I've always been a big believer that eating a wide variety of foods will help one cover all their nutritional bases.  Having said that, I notice that the same ten or twelve foods keep appearing on my grocery list and menu.  As mentioned in a previous Healthy Tip, studies show that people tend to eat the same foods over and over.  I guess I am no different.  Here is my list of favorites -- I almost always eat all ten every week, and oftentimes eat all ten in a single day!  I hope you will be inspired to include some of these on your shopping list and in your weekly menus:

1.  Blueberries - These little gems are like candy to me.  I eat them everyday, without fail -- in the morning on my oatmeal or yogurt, in the afternoon on a salad, after dinner with a tablespoon of whipped cream.  They are sweet, juicy and delicious and pair up beautifully with both savory and sweet dishes.  Loaded with antioxidants which help neutralize free radicals (unstable molecules linked to the development of a number of diseases including cancer, cardiovascular disease and other age-related conditions such as Alzheimer's), they are an excellent source of vitamin C, manganese, and dietary fiber.  With only 80 calories per cup, they are a nutritional bargain for people watching their weight.  Compare that to a cup of pudding which has approximately 320 calories.

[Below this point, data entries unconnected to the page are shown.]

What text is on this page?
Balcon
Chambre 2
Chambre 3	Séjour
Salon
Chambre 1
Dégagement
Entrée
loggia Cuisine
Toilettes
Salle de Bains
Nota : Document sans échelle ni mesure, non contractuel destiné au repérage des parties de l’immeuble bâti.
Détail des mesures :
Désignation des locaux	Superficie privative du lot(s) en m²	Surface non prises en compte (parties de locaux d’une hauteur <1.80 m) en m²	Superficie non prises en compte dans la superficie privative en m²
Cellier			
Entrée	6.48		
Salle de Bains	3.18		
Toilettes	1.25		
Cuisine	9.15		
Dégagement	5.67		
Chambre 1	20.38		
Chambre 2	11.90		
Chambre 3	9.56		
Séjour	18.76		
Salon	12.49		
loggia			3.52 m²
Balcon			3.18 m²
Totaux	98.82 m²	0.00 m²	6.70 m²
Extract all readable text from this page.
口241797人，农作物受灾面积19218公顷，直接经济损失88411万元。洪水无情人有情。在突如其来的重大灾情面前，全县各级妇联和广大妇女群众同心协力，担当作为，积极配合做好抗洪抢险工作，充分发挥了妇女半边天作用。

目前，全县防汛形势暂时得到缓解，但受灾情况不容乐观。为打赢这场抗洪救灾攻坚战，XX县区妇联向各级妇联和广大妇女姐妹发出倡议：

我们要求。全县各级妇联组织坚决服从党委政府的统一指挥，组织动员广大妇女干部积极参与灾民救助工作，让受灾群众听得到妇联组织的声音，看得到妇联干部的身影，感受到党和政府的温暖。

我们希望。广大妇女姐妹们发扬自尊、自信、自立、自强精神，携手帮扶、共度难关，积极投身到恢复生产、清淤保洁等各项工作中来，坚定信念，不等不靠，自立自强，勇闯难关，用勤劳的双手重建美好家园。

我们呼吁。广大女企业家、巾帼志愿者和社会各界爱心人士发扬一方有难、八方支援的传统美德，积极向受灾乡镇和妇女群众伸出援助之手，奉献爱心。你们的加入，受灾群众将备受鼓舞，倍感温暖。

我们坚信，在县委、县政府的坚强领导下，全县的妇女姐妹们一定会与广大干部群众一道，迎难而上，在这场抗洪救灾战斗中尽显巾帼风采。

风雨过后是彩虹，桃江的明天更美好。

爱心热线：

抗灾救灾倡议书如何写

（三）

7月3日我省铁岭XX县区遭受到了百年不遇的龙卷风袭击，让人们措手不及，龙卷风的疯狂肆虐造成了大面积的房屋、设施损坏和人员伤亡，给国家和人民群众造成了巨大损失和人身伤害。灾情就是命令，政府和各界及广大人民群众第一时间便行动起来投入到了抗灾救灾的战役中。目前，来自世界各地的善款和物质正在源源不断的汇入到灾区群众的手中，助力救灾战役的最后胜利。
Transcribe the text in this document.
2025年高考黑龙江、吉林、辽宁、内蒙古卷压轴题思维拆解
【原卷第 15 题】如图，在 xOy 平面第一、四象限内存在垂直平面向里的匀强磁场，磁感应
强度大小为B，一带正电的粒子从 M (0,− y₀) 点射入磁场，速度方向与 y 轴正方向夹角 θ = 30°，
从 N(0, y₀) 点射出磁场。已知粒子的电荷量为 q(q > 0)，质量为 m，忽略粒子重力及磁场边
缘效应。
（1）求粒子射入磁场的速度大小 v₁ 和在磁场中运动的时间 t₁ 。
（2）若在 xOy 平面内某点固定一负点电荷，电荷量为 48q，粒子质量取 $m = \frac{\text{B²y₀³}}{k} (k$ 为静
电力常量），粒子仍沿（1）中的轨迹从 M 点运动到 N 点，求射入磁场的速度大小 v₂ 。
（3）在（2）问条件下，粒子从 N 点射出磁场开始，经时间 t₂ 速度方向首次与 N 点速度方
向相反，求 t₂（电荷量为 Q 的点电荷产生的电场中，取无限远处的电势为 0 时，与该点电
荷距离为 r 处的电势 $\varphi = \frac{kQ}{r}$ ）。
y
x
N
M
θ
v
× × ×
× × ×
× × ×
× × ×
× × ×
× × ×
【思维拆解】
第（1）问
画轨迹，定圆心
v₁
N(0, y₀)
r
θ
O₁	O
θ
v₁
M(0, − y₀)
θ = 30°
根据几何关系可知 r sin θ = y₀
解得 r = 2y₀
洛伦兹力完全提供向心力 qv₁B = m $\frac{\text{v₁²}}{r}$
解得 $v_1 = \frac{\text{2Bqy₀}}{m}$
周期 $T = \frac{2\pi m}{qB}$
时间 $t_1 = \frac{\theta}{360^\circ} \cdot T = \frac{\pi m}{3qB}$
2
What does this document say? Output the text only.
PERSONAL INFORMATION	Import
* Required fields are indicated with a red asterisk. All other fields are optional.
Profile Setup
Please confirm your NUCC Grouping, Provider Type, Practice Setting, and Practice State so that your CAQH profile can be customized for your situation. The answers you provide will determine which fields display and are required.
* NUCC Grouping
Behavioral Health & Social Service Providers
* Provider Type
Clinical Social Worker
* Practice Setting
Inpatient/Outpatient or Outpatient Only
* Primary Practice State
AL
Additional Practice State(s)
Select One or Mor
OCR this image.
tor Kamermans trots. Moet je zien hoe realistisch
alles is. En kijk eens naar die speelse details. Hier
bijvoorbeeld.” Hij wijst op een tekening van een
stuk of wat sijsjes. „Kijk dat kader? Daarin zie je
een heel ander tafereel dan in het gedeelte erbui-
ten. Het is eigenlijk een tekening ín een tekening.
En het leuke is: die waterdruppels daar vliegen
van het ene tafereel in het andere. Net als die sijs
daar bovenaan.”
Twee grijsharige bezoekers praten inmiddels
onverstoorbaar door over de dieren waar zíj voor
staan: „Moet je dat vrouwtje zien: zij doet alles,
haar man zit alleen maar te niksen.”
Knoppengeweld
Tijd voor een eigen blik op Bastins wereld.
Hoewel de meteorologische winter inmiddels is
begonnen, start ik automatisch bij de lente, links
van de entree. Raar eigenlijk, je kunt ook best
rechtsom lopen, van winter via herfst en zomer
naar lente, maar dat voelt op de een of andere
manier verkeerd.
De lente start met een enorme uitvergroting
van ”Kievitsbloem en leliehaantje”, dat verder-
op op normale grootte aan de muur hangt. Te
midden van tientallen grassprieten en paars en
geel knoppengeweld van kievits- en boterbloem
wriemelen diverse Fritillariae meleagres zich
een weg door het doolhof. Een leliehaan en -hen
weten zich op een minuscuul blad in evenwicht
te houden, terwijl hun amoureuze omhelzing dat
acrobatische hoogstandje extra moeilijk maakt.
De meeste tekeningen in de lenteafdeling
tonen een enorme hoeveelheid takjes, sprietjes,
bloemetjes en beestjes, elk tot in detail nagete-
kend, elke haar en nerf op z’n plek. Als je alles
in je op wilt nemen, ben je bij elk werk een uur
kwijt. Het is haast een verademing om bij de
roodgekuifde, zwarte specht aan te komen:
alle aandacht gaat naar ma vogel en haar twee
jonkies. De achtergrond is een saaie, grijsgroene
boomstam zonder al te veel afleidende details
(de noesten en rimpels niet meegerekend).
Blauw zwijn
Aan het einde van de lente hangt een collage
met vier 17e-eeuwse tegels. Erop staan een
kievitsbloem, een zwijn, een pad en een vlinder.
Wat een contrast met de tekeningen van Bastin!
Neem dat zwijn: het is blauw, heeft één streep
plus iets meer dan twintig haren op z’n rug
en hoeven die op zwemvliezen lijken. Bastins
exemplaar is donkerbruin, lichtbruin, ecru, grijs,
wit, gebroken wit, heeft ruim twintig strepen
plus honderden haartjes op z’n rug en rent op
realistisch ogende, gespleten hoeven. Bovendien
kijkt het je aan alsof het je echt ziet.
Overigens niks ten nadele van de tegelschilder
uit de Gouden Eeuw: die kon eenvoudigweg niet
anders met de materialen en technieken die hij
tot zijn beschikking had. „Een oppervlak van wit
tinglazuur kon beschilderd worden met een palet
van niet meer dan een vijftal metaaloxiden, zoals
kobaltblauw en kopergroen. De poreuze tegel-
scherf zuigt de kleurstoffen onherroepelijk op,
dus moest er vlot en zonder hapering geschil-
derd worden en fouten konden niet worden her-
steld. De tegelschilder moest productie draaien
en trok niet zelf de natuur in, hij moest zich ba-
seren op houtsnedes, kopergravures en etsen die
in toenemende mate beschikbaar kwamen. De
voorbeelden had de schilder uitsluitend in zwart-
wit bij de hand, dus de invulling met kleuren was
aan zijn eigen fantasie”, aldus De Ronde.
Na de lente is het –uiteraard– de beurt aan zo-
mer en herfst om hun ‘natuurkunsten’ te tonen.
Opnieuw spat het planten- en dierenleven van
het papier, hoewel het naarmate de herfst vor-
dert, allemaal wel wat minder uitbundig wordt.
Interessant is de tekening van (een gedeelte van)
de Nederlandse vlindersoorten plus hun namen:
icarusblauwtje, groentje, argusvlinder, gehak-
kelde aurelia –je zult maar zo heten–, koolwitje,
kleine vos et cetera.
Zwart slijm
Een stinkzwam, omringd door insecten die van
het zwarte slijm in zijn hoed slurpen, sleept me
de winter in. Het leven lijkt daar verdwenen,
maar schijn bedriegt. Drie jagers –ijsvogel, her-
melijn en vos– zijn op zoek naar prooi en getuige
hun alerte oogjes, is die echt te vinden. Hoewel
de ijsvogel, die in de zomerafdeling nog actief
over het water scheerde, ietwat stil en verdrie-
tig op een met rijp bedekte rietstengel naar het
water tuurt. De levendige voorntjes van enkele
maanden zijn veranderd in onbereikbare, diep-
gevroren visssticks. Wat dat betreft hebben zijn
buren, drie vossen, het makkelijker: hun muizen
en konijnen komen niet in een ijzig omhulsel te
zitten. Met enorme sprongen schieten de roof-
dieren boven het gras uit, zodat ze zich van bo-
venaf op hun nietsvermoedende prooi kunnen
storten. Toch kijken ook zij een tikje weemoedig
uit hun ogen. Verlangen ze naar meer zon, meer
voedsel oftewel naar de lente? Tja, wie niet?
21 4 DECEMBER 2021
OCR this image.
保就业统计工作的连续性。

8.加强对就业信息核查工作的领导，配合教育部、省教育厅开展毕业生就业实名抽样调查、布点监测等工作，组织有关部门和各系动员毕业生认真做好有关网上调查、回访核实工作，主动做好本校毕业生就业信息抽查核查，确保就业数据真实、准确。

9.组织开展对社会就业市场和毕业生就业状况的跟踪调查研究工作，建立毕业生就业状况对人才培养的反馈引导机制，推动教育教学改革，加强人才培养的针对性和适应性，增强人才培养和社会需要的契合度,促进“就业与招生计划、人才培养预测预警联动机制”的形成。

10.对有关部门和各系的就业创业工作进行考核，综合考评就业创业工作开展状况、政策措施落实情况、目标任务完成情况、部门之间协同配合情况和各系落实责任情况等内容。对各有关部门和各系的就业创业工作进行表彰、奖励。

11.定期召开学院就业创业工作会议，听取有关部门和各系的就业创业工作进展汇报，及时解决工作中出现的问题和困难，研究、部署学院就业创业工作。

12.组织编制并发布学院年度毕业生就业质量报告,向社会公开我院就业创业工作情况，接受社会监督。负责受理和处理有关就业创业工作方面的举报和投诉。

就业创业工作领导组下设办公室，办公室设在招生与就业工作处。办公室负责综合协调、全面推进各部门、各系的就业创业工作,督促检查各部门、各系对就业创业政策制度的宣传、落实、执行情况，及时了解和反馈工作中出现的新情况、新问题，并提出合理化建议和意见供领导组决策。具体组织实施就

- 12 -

2.  Spinach - This nutritional workhorse is one of the easiest superfoods to slip into your everyday repertoire.  Bags of pre-washed fresh baby spinach are conveniently located in your grocer's produce section and make adding spinach to meals a breeze.  At breakfast, toss a handful in with scrambled eggs or an omelette.  At lunch, use it on a sandwich in place of lettuce.  Add it to tossed salads (a superior alternative to lettuces) and chilled pasta salads.  At dinner, add it to soups, sauces and hot pasta dishes.  Or serve it on it's own as a side dish -- drizzle a little olive oil, add a few fresh cloves of garlic, and steam it in a scant amount of water for only a minute or two, just until wilted. Spinach is low in calories, yet extremely high in vitamins, minerals -- especially iron -- and other phytonutrients. 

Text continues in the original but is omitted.